Butterfield and the team all looked at their customers as testers, and when these users reported that something wasn’t working, Slack’s top priority was to fix the problem as soon as possible. When the platform launched, three of Slack’s team members were solely in charge of “customer experience,” and they dealt with everything from reading and analyzing customer feedback to making the right people know which bugs needed fixings.

Other Factors That Contributed to Slack’s Success

Believe it or not, “selling the innovation”, listening to user feedback, and focusing on perfecting core features of their product were not the only factors that helped Slack get to where it is now. Effortless user onboarding, hooks and rewards, and a freemium business model all played huge roles throughout Slack’s history.

  1. Freemium—Just like a number of other SaaS companies (e.g. Dropbox), Slack is a freemium platform, which means that you can use basic services for free, and those more advanced ones for a certain fee. Despite the free option, by November 2014, more than 73,000 Slack users were paying for the premium service, which came with a full message archive. At 22 cents per day, the ability to find specific details and conversations via search was more than worth it. In November 2014, Slack’s free-to-paid conversion rate was 30%.
  1. User Onboarding—Simple and rather effortless onboarding was one of the key factors that contributed to Slack’s tremendous success. All a new user had to do was enter their email address, click on the link they receive, and fill out a registration form. Afterwards, new users were prompted to add other team members and other apps to Slack.
  1. Hooks”—Changing user behaviour isn’t easy, so instead of trying to do just that, Slack created a habit-forming product which simply made the existing habits and behaviours of their users easier. They achieved this with the so-called “hooks”, i.e. triggers and consequently rewards. It was these rewards and their sporadic nature that hooked Slack’s users to the platform. The finishing touch was having users invest in Slack, e.g. having them send invitations and messages to coworkers, add integrations, and at some point, pay for Slack.

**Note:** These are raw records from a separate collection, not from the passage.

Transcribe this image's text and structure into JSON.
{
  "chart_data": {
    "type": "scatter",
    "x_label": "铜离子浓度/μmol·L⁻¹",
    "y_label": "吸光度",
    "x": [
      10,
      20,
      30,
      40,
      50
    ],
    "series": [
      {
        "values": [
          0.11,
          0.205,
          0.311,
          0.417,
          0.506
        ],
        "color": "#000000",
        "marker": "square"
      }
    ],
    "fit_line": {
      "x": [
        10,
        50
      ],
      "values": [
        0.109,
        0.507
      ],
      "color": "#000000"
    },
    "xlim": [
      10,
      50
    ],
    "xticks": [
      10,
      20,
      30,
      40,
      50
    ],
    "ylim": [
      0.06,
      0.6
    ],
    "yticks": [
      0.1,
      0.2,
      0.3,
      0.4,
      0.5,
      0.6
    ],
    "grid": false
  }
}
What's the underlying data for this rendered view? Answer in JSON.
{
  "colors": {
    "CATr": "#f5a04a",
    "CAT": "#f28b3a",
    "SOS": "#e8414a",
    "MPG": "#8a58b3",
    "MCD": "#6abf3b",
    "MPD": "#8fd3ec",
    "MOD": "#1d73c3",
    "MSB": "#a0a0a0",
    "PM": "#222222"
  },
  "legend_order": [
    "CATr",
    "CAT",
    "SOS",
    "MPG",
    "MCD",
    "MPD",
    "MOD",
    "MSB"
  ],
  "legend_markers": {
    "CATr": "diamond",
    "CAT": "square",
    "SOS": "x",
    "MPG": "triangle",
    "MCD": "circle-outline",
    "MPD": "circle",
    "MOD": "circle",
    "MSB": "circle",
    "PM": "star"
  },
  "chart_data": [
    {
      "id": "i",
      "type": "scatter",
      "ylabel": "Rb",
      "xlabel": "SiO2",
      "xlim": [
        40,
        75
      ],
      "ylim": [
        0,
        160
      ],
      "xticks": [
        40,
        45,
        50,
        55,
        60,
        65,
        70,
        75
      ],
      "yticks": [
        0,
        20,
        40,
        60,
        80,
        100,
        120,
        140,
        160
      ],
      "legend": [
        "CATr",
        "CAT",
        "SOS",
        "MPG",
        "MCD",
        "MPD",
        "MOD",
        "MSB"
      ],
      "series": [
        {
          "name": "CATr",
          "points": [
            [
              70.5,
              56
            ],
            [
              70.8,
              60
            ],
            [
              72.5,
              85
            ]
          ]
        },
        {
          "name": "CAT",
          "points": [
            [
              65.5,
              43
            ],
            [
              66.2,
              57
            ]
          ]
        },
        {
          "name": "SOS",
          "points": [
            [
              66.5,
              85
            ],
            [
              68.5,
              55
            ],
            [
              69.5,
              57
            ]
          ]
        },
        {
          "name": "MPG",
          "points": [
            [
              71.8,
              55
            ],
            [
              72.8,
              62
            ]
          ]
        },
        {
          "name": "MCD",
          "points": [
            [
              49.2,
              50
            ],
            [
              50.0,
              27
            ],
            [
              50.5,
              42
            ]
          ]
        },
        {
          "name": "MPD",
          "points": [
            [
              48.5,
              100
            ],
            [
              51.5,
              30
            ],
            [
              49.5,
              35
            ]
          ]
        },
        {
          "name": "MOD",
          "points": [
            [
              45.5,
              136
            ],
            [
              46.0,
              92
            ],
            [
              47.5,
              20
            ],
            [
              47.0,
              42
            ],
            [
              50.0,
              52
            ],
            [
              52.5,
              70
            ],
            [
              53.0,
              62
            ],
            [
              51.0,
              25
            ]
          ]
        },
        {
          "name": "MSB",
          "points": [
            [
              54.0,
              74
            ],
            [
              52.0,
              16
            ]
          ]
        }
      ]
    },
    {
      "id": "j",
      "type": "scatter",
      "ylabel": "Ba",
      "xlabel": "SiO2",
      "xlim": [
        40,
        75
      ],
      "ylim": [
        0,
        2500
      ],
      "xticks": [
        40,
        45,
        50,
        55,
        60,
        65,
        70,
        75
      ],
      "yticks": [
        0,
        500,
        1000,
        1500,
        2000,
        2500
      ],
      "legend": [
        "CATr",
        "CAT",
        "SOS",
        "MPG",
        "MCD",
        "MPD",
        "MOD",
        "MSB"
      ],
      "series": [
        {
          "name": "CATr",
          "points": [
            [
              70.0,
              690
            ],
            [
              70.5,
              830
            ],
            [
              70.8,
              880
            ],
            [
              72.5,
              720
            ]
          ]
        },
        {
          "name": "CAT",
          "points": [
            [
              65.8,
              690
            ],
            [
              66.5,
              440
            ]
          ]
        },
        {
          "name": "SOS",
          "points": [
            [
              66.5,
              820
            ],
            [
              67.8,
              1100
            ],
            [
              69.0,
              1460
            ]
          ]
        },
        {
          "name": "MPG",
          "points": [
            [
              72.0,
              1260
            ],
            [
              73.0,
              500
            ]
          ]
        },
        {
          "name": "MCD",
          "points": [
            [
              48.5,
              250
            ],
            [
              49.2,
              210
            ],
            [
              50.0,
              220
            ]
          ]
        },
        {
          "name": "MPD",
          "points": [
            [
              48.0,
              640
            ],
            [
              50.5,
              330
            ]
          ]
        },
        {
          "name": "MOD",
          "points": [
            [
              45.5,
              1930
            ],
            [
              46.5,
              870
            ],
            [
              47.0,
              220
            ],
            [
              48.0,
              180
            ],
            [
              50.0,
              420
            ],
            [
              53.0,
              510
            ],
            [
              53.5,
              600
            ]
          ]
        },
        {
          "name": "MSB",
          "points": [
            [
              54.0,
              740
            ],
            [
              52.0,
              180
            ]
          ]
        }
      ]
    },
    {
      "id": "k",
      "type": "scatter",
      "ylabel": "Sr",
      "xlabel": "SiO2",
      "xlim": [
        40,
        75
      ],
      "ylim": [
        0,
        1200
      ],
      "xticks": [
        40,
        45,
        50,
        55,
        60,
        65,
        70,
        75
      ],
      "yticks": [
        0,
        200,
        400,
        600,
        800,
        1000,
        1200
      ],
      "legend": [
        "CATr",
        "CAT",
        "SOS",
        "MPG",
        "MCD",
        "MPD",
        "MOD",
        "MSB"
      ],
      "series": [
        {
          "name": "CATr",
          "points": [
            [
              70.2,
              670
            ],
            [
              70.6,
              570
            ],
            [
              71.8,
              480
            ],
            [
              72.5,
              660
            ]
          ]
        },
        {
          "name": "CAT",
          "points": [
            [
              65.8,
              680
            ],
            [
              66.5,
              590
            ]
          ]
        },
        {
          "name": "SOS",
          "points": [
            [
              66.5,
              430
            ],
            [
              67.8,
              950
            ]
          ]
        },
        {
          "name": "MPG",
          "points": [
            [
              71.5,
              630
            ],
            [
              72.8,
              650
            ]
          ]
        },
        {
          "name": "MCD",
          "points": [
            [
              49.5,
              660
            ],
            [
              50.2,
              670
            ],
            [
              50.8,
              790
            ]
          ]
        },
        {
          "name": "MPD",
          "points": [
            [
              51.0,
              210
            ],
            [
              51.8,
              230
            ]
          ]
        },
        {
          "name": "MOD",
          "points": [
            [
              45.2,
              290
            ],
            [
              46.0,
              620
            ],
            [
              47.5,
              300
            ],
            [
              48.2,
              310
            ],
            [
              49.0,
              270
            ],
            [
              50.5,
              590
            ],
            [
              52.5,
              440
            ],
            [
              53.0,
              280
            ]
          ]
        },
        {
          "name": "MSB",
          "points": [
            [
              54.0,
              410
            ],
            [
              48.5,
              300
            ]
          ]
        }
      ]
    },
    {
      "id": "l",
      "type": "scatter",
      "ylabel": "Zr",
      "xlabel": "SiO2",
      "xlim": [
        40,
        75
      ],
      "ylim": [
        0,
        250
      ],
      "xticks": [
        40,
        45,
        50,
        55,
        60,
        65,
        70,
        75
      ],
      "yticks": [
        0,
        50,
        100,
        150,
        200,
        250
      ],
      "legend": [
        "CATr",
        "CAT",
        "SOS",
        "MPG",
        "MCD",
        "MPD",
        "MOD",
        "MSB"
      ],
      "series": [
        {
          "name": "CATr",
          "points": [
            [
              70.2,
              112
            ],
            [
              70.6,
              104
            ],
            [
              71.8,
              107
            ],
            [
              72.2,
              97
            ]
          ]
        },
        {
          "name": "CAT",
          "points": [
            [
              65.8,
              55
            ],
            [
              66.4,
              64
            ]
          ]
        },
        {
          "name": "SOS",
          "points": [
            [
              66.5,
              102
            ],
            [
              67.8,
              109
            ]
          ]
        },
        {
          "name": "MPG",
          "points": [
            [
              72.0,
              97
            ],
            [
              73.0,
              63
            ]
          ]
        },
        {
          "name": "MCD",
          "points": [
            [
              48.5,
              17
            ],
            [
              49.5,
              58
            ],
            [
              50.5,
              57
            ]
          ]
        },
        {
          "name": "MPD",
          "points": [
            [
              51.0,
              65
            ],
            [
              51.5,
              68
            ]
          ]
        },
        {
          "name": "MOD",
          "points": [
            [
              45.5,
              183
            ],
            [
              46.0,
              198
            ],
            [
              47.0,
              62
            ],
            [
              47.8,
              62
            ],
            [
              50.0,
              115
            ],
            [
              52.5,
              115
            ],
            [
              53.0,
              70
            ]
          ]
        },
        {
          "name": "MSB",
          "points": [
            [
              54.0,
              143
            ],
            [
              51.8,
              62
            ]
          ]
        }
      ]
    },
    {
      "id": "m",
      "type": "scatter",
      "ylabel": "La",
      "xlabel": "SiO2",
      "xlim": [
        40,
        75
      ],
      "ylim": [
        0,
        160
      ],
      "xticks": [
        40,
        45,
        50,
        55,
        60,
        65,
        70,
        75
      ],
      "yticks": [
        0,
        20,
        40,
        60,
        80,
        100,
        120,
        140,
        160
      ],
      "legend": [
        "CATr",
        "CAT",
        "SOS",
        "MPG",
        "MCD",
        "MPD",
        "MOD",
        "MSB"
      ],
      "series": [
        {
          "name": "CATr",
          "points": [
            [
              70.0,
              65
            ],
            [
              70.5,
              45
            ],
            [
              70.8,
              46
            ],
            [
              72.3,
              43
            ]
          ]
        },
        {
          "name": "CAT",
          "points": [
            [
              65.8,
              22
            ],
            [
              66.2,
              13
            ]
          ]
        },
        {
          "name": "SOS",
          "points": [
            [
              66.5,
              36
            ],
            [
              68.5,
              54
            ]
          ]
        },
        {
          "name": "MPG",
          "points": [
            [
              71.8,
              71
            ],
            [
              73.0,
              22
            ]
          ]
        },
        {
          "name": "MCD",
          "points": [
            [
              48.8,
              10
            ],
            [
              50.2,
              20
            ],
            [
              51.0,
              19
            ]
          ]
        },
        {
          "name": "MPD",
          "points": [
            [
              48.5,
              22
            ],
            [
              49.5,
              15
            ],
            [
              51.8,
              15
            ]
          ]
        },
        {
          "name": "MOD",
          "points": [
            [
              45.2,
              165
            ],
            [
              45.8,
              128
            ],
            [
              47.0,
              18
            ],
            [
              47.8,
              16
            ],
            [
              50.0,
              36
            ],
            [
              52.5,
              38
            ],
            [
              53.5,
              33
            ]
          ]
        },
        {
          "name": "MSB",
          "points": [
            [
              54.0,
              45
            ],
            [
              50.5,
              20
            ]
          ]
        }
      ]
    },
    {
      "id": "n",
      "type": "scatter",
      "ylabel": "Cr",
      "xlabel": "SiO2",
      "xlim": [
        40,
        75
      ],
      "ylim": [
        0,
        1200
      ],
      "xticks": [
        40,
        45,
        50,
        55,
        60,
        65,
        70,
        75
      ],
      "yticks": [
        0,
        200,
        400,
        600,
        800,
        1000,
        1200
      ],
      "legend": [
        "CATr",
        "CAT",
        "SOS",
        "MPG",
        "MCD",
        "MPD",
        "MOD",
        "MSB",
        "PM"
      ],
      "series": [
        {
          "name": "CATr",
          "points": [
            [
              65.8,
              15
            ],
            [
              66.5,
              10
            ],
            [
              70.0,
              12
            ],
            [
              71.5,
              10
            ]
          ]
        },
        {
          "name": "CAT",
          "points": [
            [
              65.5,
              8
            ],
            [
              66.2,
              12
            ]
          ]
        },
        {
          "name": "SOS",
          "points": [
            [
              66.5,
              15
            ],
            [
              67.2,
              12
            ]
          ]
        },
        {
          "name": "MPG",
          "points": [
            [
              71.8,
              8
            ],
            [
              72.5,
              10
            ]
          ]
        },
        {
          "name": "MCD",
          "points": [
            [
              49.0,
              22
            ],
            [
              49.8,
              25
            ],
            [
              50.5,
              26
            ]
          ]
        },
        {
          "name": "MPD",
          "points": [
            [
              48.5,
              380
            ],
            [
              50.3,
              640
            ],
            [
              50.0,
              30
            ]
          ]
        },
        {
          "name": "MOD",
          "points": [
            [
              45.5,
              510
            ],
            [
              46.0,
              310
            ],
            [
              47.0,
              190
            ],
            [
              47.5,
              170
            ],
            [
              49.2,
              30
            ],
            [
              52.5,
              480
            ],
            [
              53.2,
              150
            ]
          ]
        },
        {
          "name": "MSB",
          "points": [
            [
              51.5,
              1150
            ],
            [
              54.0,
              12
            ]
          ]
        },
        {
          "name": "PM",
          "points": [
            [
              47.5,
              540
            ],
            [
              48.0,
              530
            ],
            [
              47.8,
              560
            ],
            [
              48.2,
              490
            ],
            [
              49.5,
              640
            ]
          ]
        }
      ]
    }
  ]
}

As you can see, Slack’s journey over the years has been nothing short of remarkable, and it can definitely serve as an example for other SaaS companies looking to succeed in the harsh world of startups. By focusing on being great at three things alone, listening to their users, selling the solution to the problem and not simply features, and making their product as user-friendly as possible, Slack managed to achieve fantastic growth in a short span of time, and become what it is today: a company worth $5.1 billion.